1. A method of producing nanoparticle colloidal suspensions of organic materials in poor solvents, comprising the steps of:

a) irradiating a shaped bulk target of an organic compound material with an ultrashort pulsed laser beam having a pulse duration of 500 picoseconds or less, at least a portion of the shaped bulk target in contact with a liquid, the liquid being substantially transparent at a wavelength of the pulsed laser beam, the irradiation generating a stable nanoparticle suspension of the organic compound material in the liquid by ablation; and

b) producing one or both of relative movement of the liquid relative to a surface of the target and relative motion between the pulsed laser beam and the target.

2. The method of claim 1, wherein step a) comprises irradiating with a pulsed laser beam having a repetition rate in the range of about 1 Hz to 100 MHz.

3. The method of claim 2, wherein step a) comprises irradiating with a pulsed laser beam having a pulse duration ranging from 10 femtosecond to 500 picosecond.

4. The method of claim 1, wherein step a) comprises irradiating with a pulsed laser beam having a pulse energy ranging from 1 nano-Joule to 10 mili-Joule.

5. The method of claim 1, wherein step a) comprises irradiating with a pulsed laser beam having a laser fluence on the target surface of from 10 milli-Joules/cm2 to 5 Joules/cm2.

6. The method of claim 1, further comprising providing deionized water having a resistance of 0.05 M Ohm·cm or greater as the liquid.

7. The method of claim 1, wherein step b) comprises flowing the liquid across a surface of the target at a rate of 1 milliliter per second or greater.

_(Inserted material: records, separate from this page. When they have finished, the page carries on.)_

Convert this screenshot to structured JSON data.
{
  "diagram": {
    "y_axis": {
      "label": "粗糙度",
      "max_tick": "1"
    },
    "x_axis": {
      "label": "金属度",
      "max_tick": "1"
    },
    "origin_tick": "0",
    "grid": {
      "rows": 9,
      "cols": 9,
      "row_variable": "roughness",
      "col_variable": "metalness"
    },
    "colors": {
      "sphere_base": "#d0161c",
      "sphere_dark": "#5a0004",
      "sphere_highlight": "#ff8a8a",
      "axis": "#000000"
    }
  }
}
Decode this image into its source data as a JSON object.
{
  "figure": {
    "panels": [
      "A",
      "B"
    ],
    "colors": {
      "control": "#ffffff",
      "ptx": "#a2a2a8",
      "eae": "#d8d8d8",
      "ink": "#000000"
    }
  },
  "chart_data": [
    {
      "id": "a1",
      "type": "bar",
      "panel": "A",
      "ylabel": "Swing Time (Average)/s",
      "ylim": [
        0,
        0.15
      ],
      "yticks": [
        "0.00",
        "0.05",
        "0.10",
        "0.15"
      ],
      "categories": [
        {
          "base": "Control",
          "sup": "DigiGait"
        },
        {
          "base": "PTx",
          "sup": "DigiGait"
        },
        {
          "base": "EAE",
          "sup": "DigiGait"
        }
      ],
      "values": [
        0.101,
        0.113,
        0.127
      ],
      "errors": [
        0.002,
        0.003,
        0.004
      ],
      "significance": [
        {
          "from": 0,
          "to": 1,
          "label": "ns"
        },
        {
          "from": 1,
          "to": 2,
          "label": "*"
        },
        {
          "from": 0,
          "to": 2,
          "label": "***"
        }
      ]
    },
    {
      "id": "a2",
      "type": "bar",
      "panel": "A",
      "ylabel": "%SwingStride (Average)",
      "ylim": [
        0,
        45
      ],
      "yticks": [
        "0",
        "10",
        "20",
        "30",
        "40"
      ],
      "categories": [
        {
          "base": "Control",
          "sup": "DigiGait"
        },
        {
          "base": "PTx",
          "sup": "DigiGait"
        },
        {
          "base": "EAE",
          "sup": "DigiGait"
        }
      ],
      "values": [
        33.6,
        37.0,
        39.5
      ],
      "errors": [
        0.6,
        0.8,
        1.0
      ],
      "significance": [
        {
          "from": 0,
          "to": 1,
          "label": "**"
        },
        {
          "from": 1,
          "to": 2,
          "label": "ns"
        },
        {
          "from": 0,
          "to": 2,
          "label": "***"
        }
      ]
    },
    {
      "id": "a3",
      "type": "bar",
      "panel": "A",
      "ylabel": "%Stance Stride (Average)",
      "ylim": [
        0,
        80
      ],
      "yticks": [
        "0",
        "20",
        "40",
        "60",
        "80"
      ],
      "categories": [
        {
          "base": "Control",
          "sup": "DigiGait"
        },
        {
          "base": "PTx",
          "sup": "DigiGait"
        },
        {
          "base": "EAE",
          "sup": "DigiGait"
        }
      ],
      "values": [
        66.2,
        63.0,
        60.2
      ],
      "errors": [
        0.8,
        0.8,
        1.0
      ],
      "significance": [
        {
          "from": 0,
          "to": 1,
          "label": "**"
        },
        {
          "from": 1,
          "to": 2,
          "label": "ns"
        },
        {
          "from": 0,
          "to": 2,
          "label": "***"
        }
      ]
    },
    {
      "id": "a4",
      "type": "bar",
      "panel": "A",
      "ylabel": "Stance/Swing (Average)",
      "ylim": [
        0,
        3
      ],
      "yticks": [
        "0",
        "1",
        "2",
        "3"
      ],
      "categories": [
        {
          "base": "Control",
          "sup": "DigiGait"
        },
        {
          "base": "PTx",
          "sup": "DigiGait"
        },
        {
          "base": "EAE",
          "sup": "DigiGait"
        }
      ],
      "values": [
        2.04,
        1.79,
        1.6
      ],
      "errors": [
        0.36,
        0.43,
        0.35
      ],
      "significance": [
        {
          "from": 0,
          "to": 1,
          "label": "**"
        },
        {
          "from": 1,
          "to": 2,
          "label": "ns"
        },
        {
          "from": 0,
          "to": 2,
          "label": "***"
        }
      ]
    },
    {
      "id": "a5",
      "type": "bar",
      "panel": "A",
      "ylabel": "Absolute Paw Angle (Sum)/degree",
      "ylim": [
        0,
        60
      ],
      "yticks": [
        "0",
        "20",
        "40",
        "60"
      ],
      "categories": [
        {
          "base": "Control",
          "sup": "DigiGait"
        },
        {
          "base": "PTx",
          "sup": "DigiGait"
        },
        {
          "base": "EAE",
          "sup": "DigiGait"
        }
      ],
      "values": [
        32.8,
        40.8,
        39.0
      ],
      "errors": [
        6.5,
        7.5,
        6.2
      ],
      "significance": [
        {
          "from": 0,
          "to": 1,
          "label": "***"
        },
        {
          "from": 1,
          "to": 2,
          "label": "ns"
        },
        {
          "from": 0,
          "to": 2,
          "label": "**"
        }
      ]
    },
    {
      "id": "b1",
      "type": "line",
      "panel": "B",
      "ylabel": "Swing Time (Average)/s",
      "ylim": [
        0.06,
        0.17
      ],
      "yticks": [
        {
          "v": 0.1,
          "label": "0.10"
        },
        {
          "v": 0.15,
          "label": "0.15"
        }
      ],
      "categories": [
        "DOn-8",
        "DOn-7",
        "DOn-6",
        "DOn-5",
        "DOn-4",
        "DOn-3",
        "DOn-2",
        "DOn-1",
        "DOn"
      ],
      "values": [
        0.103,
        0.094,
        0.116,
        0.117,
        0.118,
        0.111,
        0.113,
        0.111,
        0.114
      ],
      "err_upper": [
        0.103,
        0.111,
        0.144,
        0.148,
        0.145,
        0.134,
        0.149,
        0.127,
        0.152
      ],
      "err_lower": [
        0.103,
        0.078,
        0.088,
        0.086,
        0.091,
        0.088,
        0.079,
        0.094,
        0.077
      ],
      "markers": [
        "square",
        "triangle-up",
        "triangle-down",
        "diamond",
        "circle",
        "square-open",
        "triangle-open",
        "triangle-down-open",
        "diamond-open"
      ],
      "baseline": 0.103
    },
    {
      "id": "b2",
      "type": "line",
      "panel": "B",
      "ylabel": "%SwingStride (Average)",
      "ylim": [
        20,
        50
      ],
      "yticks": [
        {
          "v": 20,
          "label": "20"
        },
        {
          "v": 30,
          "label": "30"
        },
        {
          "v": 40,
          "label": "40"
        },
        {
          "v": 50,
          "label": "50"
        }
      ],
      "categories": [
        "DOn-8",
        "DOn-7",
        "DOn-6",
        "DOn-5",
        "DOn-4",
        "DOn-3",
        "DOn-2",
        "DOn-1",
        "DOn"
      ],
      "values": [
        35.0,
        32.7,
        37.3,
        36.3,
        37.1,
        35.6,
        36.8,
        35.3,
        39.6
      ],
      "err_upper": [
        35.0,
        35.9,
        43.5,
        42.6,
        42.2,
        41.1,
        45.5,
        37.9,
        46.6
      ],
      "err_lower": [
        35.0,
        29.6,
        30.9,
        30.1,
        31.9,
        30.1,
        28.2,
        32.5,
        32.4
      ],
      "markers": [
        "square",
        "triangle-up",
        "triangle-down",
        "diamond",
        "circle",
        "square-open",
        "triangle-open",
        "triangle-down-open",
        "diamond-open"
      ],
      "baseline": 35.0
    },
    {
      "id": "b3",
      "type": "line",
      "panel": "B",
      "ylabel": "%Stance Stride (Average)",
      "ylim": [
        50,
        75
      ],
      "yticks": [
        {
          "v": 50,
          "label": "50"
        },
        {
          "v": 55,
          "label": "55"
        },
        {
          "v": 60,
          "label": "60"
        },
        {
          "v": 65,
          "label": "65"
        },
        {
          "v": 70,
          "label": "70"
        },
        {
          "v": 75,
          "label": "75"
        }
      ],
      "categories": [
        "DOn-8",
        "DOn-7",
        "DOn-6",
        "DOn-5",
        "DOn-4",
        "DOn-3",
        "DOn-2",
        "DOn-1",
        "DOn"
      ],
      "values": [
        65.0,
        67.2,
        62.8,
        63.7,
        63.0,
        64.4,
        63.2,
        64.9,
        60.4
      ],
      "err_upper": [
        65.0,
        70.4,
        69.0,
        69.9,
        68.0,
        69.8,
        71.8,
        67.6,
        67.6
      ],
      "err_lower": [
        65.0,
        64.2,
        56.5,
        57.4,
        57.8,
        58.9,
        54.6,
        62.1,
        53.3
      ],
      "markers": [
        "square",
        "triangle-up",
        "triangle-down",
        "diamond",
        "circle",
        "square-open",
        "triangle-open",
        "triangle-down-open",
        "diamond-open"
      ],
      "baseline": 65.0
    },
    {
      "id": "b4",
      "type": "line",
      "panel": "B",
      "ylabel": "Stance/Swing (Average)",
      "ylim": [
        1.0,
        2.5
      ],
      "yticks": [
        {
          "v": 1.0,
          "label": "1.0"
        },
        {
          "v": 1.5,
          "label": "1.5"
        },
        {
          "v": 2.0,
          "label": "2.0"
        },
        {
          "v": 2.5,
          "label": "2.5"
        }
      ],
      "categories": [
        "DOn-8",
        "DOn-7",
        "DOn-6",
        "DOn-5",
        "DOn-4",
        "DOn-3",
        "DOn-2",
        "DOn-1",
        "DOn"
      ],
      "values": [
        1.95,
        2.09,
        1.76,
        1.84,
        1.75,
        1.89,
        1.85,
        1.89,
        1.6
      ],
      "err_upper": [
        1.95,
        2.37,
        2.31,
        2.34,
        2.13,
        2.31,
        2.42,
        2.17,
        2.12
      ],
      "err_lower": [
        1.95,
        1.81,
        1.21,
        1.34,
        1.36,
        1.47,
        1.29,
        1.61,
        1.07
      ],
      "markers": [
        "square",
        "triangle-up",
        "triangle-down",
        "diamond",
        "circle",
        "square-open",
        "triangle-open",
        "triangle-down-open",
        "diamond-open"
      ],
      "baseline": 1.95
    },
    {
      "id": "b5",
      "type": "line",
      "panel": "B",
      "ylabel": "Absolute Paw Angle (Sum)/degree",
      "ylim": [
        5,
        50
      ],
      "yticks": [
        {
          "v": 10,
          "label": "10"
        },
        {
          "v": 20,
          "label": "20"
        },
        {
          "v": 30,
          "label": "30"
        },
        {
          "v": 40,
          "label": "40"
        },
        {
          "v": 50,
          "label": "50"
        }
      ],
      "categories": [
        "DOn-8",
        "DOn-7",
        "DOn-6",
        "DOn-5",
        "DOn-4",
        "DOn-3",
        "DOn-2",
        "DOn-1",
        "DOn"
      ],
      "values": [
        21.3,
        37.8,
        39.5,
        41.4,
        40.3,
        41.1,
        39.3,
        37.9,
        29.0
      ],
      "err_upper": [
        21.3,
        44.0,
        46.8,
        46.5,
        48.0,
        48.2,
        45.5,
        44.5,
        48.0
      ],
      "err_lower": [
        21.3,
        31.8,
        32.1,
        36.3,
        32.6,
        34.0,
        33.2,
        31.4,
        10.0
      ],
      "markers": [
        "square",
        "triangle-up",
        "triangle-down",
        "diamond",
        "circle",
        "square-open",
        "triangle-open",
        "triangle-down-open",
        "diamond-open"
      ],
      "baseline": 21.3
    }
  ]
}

8. The method of claim 1, further comprising providing a vibrating mirror having a frequency of 10 Hz or greater and an angular amplitude of 0.1 mrad or greater, said vibrating mirror moving said laser beam over said target.

9. The method of claim 8, comprising guiding the laser beam movement on the target such that a focal spot of the laser beam moves at a speed of 0.1 meters per second or greater over the target.

10. A nanoparticle colloidal suspension prepared according to the method of claim 1.

11. A colloidal suspension of nanoparticles in a liquid comprising nanoparticles having an average diameter of 100 nanometers or less, wherein said colloidal suspension is stable at 25° C. for at least 7 days in the absence of any stabilizing agents or surface active agents with no aggregation of said nanoparticles.

12. The colloidal suspension as recited in claim 11 wherein said colloidal suspension is stable at 25° C. for at least 2 months.

13. The colloidal suspension as recited in claim 11 wherein said colloidal suspension consists essentially of said nanoparticles and said liquid.

14. The colloidal suspension as recited in claim 11 wherein said liquid is deionized water have a resistivity of greater than 0.05 MOhm·cm.

15. The colloidal suspension as recited in claim 11 wherein said liquid is deionized water having a resistivity of greater than 1 mOhm·cm.

16. The colloidal suspension as recited in claim 11 wherein said nanoparticles have a charge.

17. The colloidal suspension as recited in claim 11 wherein said nanoparticles comprise curcumin.

18. The colloidal suspension as recited in claim 11 wherein said nanoparticles are poorly soluble in said liquid.

19. The colloidal suspension as recited in claim 11 wherein said nanoparticles are insoluble in said liquid.

20. The colloidal suspension as recited in claim 11 wherein said nanoparticles are an organic material.